Wednesday, September 21, 2016

My Favorite Teacher

       My favorite teacher wasn't supposed to be my favorite teacher.

       I heard he was tough.  I heard he makes you write a lot.  I heard there was a lot of reading in his class.  One person said he was mean.

       He was my 7th grade English teacher.  I was 12 years old.  When I got my class schedule for the year, I started to ask friends if they knew any of my teachers.  The comments about this teacher (it seemed) were all bad.  Of course, at 12 years old, when I said things such as, "Everyone says he's a mean teacher.", what I really meant was, "The extremely small number of 13 year old boys (3) that I spoke with about this said he was mean."

       But they were my friends and I believed them, so when the first day of school came I was worried about this teacher and this class.  His class was third period and up to that point in the day, everything had gone pretty well.  I entered his class with a more than a little concern.

       He let us sit anywhere we wanted to sit.  He gave each of us a number and then told us to sit at the desk that had that number.  So all of us got up out of our seats (after just two minutes in the class) and moved to a different seat.  After that, he had each of us "meet" the two people who were sitting next to us.  Then we went around the room and each student said something about one of the students sitting next to us.  Then he told us about himself.  But instead of saying how many years he was a teacher and how much he loved English (which is the sort of introduction that most teachers give) he told us that he had three sisters, he weighed 265 pounds, and he liked to go bow hunting for deer.
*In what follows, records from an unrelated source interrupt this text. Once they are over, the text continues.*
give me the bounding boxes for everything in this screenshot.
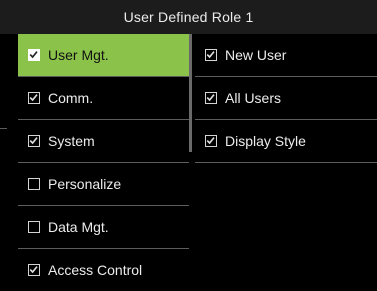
checkbox-checked-icon[interactable] bbox=[28, 92, 40, 104]
left-menu-item-system[interactable]: System bbox=[18, 120, 189, 162]
right-menu-item-new-user[interactable]: New User bbox=[195, 34, 377, 76]
divider bbox=[195, 162, 377, 163]
right-menu-item-display-style[interactable]: Display Style bbox=[195, 120, 377, 162]
right-menu-item-label: New User bbox=[225, 47, 287, 63]
checkbox-checked-icon[interactable] bbox=[28, 49, 40, 61]
left-menu-item-label: User Mgt. bbox=[48, 47, 109, 63]
left-menu-item-label: Comm. bbox=[48, 90, 94, 106]
checkbox-checked-icon[interactable] bbox=[205, 135, 217, 147]
page-title: User Defined Role 1 bbox=[123, 9, 254, 25]
right-menu-item-all-users[interactable]: All Users bbox=[195, 77, 377, 119]
left-menu-item-label: Access Control bbox=[48, 262, 143, 278]
left-menu-item-user-mgt[interactable]: User Mgt. bbox=[18, 34, 189, 76]
left-menu-item-label: System bbox=[48, 133, 95, 149]
left-menu-item-comm[interactable]: Comm. bbox=[18, 77, 189, 119]
left-menu-item-label: Data Mgt. bbox=[48, 219, 109, 235]
divider bbox=[0, 128, 7, 129]
right-menu-item-label: All Users bbox=[225, 90, 282, 106]
left-menu-item-data-mgt[interactable]: Data Mgt. bbox=[18, 206, 189, 248]
right-menu: New User All Users Display Style bbox=[195, 34, 377, 289]
left-menu-item-label: Personalize bbox=[48, 176, 122, 192]
scrollbar[interactable] bbox=[189, 34, 192, 152]
checkbox-unchecked-icon[interactable] bbox=[28, 178, 40, 190]
checkbox-unchecked-icon[interactable] bbox=[28, 221, 40, 233]
checkbox-checked-icon[interactable] bbox=[28, 135, 40, 147]
checkbox-checked-icon[interactable] bbox=[205, 49, 217, 61]
left-menu-item-personalize[interactable]: Personalize bbox=[18, 163, 189, 205]
checkbox-checked-icon[interactable] bbox=[28, 264, 40, 276]
left-menu: User Mgt. Comm. System Personalize Data … bbox=[0, 34, 189, 289]
left-menu-item-access-control[interactable]: Access Control bbox=[18, 249, 189, 291]
right-menu-item-label: Display Style bbox=[225, 133, 306, 149]
checkbox-checked-icon[interactable] bbox=[205, 92, 217, 104]
title-bar: User Defined Role 1 bbox=[0, 0, 377, 34]
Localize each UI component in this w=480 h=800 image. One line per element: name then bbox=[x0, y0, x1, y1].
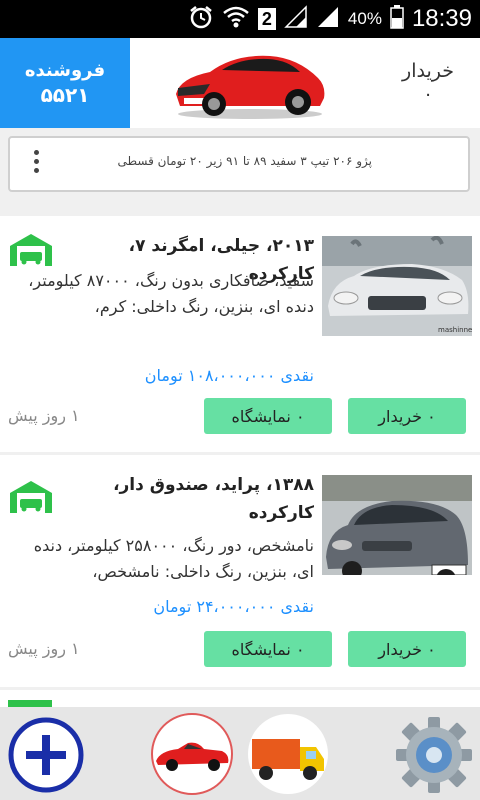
truck-icon[interactable] bbox=[246, 713, 330, 799]
more-vertical-icon[interactable] bbox=[32, 150, 40, 177]
alarm-icon bbox=[188, 4, 214, 34]
dealer-count-button[interactable]: ۰ نمایشگاه bbox=[204, 398, 332, 434]
buyer-count-button[interactable]: ۰ خریدار bbox=[348, 398, 466, 434]
listing-title: ۱۳۸۸، پراید، صندوق دار، کارکرده bbox=[113, 475, 314, 523]
listing-card[interactable]: mashinnet.com ۲۰۱۳، جیلی، امگرند ۷، کارک… bbox=[0, 216, 480, 452]
listing-price: نقدی ۱۰۸،۰۰۰،۰۰۰ تومان bbox=[144, 366, 314, 385]
dealer-count-button[interactable]: ۰ نمایشگاه bbox=[204, 631, 332, 667]
buyer-count: ۰ bbox=[423, 84, 433, 105]
car-photo bbox=[322, 475, 472, 575]
status-bar: 2 40% 18:39 bbox=[0, 0, 480, 38]
car-photo: mashinnet.com bbox=[322, 236, 472, 336]
buyer-button[interactable]: خریدار ۰ bbox=[402, 60, 454, 105]
red-sports-car-icon bbox=[170, 44, 330, 124]
posted-time: ۱ روز پیش bbox=[8, 406, 80, 425]
battery-percent: 40% bbox=[347, 9, 382, 28]
seller-count: ۵۵۲۱ bbox=[40, 83, 90, 107]
garage-icon[interactable] bbox=[8, 232, 54, 272]
listing-card[interactable]: ۱۳۸۸، پراید، صندوق دار، کارکرده نامشخص، … bbox=[0, 455, 480, 687]
signal-icon bbox=[284, 5, 308, 33]
add-circle-icon[interactable] bbox=[6, 715, 86, 799]
buyer-count-button[interactable]: ۰ خریدار bbox=[348, 631, 466, 667]
wifi-icon bbox=[222, 5, 250, 33]
posted-time: ۱ روز پیش bbox=[8, 639, 80, 658]
photo-watermark: mashinnet.com bbox=[438, 326, 472, 334]
seller-label: فروشنده bbox=[24, 60, 106, 81]
buyer-label: خریدار bbox=[402, 60, 454, 82]
signal-full-icon bbox=[316, 5, 340, 33]
red-car-icon[interactable] bbox=[148, 713, 236, 799]
clock: 18:39 bbox=[411, 5, 472, 32]
bottom-nav bbox=[0, 707, 480, 800]
app-header: فروشنده ۵۵۲۱ خریدار ۰ bbox=[0, 38, 480, 128]
seller-button[interactable]: فروشنده ۵۵۲۱ bbox=[0, 38, 130, 128]
garage-icon[interactable] bbox=[8, 479, 54, 519]
settings-gear-icon[interactable] bbox=[394, 715, 474, 799]
saved-search-card[interactable]: پژو ۲۰۶ تیپ ۳ سفید ۸۹ تا ۹۱ زیر ۲۰ تومان… bbox=[8, 136, 470, 192]
battery-icon bbox=[390, 5, 404, 33]
listing-price: نقدی ۲۴،۰۰۰،۰۰۰ تومان bbox=[153, 597, 314, 616]
sim-2-icon: 2 bbox=[257, 8, 276, 30]
saved-search-text: پژو ۲۰۶ تیپ ۳ سفید ۸۹ تا ۹۱ زیر ۲۰ تومان… bbox=[117, 154, 372, 168]
listing-description: نامشخص، دور رنگ، ۲۵۸۰۰۰ کیلومتر، دنده ای… bbox=[33, 536, 314, 581]
listing-description: سفید، صافکاری بدون رنگ، ۸۷۰۰۰ کیلومتر، د… bbox=[28, 271, 314, 316]
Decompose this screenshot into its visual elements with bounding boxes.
       I actually remember more about that first class, but the point is his class was all about relationships.  He wanted to get to know us and he wanted us to get to know each other.  Everyday as students walked into his class he would ask us specific questions about things we were interested in and some students would ask him about things that he was interested in.  Our class involved a lot of discussions and he always linked these discussions to something the someone (or many of us) were interested in.  He never made a big deal about grades.  He never put anyone down for getting a bad grade or even for failing to complete an assignment on time.  If students earned a "D" or an "F" (and some did) he didn't get mad at them.  In fact, one student in particular who failed his class seemed to have a great relationship with him.


       We did do a lot of writing and we did do a lot of reading.  It was an ENGLISH class [!].  That's what you do in an English class.  My friends' opinions of what determined "a lot" probably meant that they didn't want to do any writing and reading.  Another thing that he often did was to not accept the first answer or idea that a student put forth.  He wanted many ideas; or he wanted us to be able to expand on our ideas.  The goal in his class was learning.  It wasn't "answering questions".  We didn't earn "points" for cleaning the chalkboard or for not using all of our bathroom passes.  We only earned grades for good writing and good thinking (participation).  This was probably the part my friends referred to as "being mean", since they were generally pretty good at "earning" good grades while learning very little.  Those techniques probably didn't work in his class.

       I didn't refer to this person as "My favorite teacher" until years later--after high school.  And the reason he was my favorite was because he didn't belittle us.  He pushed us to do our best.  Some were more ready for that "push" than others, but all of us knew that we couldn't just slide by and earn a high grade in his class without producing something of quality.

       My favorite teacher wasn't a popular teacher; he wasn't a coach of a sports team; he made us laugh from time to time, but he wasn't known as a "fun" teacher.  He probably didn't care about being liked.  He was firm and fair.  He spoke to his students in pretty much the same way he spoke to our parents.  He knew what he was doing and he had a reason for everything he asked us to do.